By December 23rd, the slow descent leading up to Christmas begins. I've always struggled with Seasonal Affective Disorder (SAD) amid the cold, winters in Wisconsin. I try to stay warm, snuggled close to a fire praying that demon of depression stays at bay, instead of retreating to the covers of my bed. For whatever reason, my mood seems to always cool with the temperature.

By December 24th — where my need to be surrounded by noise and people takes hold — the stillness of my small town also feels suffocating. I sleep-in as long as possible on Christmas Eve, that way I don’t have to wait as long for my siblings to arrive.

Christmas Day might be the day where small, translucent tears slip down my cheek. I’ll think of the people who won’t be here to celebrate. I'll think of my best friend. He committed suicide on a cold winter’s day not too different from a typical Christmas Day. I might think of a fellow teammate who died in a car accident last New Year’s Eve. Sometimes the loss is less tangible. The boyfriend I never seem to have, or grandparents I wish were closer.

By the 26th I feel a sense of hope, knowing the return to normal looms on the horizon. I won’t be forced to focus on the emptiness and a stifling sense of home and loss. The looming festivities should create a sense of joy and anticipation. But for me, it’s created a fear reflex instead.

Photo by Tony Ross on Unsplash

The Fear reflex

Most people can let their past experiences and pain predict the future. Instead of allowing joy or hope to fill our hearts, we shift our focus to what we fear about the holidays. This negative mental shift makes it impossible to enjoy even the most magical or fun moments with others.

The reason people can struggle for years during the holidays is because of the same way we remember nasty/traumatic news over positive stories. It’s called negativity bias. Our brain has an innate tendency to put more weight on negative experiences than positive ones, and thus we focus on the negative and let it predict our future. The hard part on all of this is that our negative experiences outweigh our positive ones by a ratio of 5:1. That means that for every negative experience we have, it takes five positive ones to offset the feeling.

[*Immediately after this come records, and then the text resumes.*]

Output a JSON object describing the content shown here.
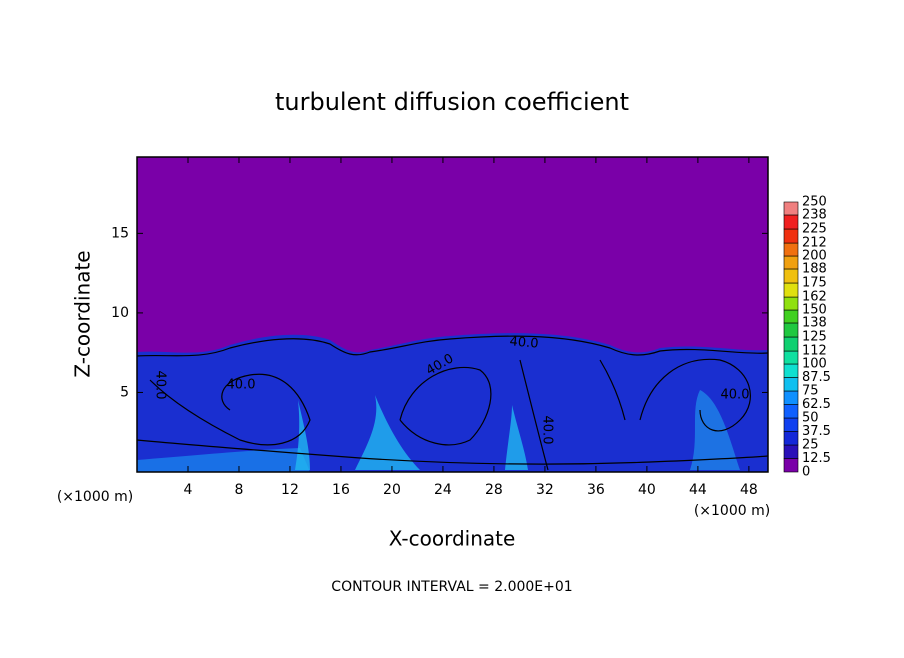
{
  "chart_data": {
    "type": "contour",
    "title": "turbulent diffusion coefficient",
    "x_label": "X-coordinate",
    "y_label": "Z-coordinate",
    "x_unit": "(×1000 m)",
    "footnote": "CONTOUR INTERVAL = 2.000E+01",
    "xlim": [
      0,
      49.5
    ],
    "ylim": [
      0,
      19.8
    ],
    "xticks": [
      4,
      8,
      12,
      16,
      20,
      24,
      28,
      32,
      36,
      40,
      44,
      48
    ],
    "yticks": [
      5,
      10,
      15
    ],
    "contour_label": {
      "value": 40,
      "label": "40.0"
    },
    "colorbar": {
      "levels": [
        0,
        12.5,
        25,
        37.5,
        50,
        62.5,
        75,
        87.5,
        100,
        112,
        125,
        138,
        150,
        162,
        175,
        188,
        200,
        212,
        225,
        238,
        250
      ],
      "colors": [
        "#7a00a8",
        "#2a10b8",
        "#1428d8",
        "#1040f0",
        "#1060ff",
        "#1090ff",
        "#10c0f0",
        "#10e0d0",
        "#10e0a0",
        "#10d070",
        "#20c840",
        "#40d020",
        "#90e010",
        "#e0e010",
        "#f0c010",
        "#f0a010",
        "#f07010",
        "#f03010",
        "#f02020",
        "#f08080"
      ]
    }
  }
}
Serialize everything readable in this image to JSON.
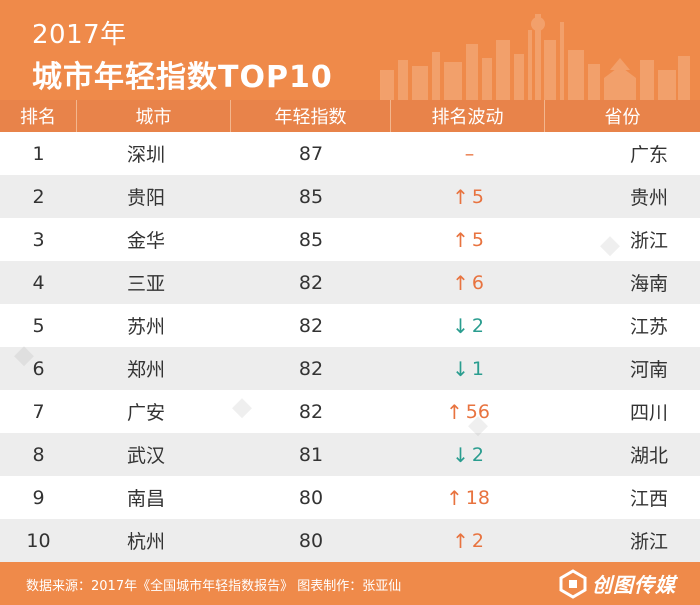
{
  "header": {
    "year": "2017年",
    "title": "城市年轻指数TOP10"
  },
  "columns": [
    "排名",
    "城市",
    "年轻指数",
    "排名波动",
    "省份"
  ],
  "rows": [
    {
      "rank": "1",
      "city": "深圳",
      "score": "87",
      "arrow": "",
      "change": "–",
      "trend": "none",
      "province": "广东"
    },
    {
      "rank": "2",
      "city": "贵阳",
      "score": "85",
      "arrow": "↑",
      "change": "5",
      "trend": "up",
      "province": "贵州"
    },
    {
      "rank": "3",
      "city": "金华",
      "score": "85",
      "arrow": "↑",
      "change": "5",
      "trend": "up",
      "province": "浙江"
    },
    {
      "rank": "4",
      "city": "三亚",
      "score": "82",
      "arrow": "↑",
      "change": "6",
      "trend": "up",
      "province": "海南"
    },
    {
      "rank": "5",
      "city": "苏州",
      "score": "82",
      "arrow": "↓",
      "change": "2",
      "trend": "down",
      "province": "江苏"
    },
    {
      "rank": "6",
      "city": "郑州",
      "score": "82",
      "arrow": "↓",
      "change": "1",
      "trend": "down",
      "province": "河南"
    },
    {
      "rank": "7",
      "city": "广安",
      "score": "82",
      "arrow": "↑",
      "change": "56",
      "trend": "up",
      "province": "四川"
    },
    {
      "rank": "8",
      "city": "武汉",
      "score": "81",
      "arrow": "↓",
      "change": "2",
      "trend": "down",
      "province": "湖北"
    },
    {
      "rank": "9",
      "city": "南昌",
      "score": "80",
      "arrow": "↑",
      "change": "18",
      "trend": "up",
      "province": "江西"
    },
    {
      "rank": "10",
      "city": "杭州",
      "score": "80",
      "arrow": "↑",
      "change": "2",
      "trend": "up",
      "province": "浙江"
    }
  ],
  "colors": {
    "header_bg": "#ef8a4a",
    "col_header_bg": "#e8834a",
    "up": "#e8733f",
    "down": "#2a9d8f",
    "none": "#e8733f",
    "stripe": "#ededed"
  },
  "footer": {
    "source": "数据来源：2017年《全国城市年轻指数报告》 图表制作：张亚仙",
    "logo_text": "创图传媒"
  }
}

Because we allow our negative experiences — which are easier to recall — to impact the way we think about the future, we assume the holidays this year will be just as bad and become a self-fulfilling prophecy. Our holidays don't actually have to be horrible, we just project they are and then they become that way. But that's always the easy way out. The much more hard and braver way to see the future is a positive one. Instead of becoming Eeyore, the gloomy donkey from Winnie the Pooh, it will take work to see the good, the joy, and hope.

The trick is recognizing when you're speaking negativity into existence. I have no one for the holidays to love. Grandma is gonna ask where my boyfriend is again. It’s the anniversary of my friend/parent’s death. Instead, we must see the good and come to expect a joyful event. My friends annual Christmas party is this week and will be a blast. I get four days off work. I got a present I really wanted. Try to expect a joy-filled season — a truly MERRY Christmas — and you may end up surprised. At the very least, you won’t spend weeks of anticipation leading up to the festivities with an anxious and heavy heart. In the best-case scenario, you might actually enjoy yourself.

It’s easy to be Scrooge during the holidays, but why not be the Grinch after his heart grows three sizes? This Christmas, work toward seeing the good over the bad. Expect joy. Who knows, maybe you’ll end up like Scrooge at the end of A Christmas Carol infecting others with joy.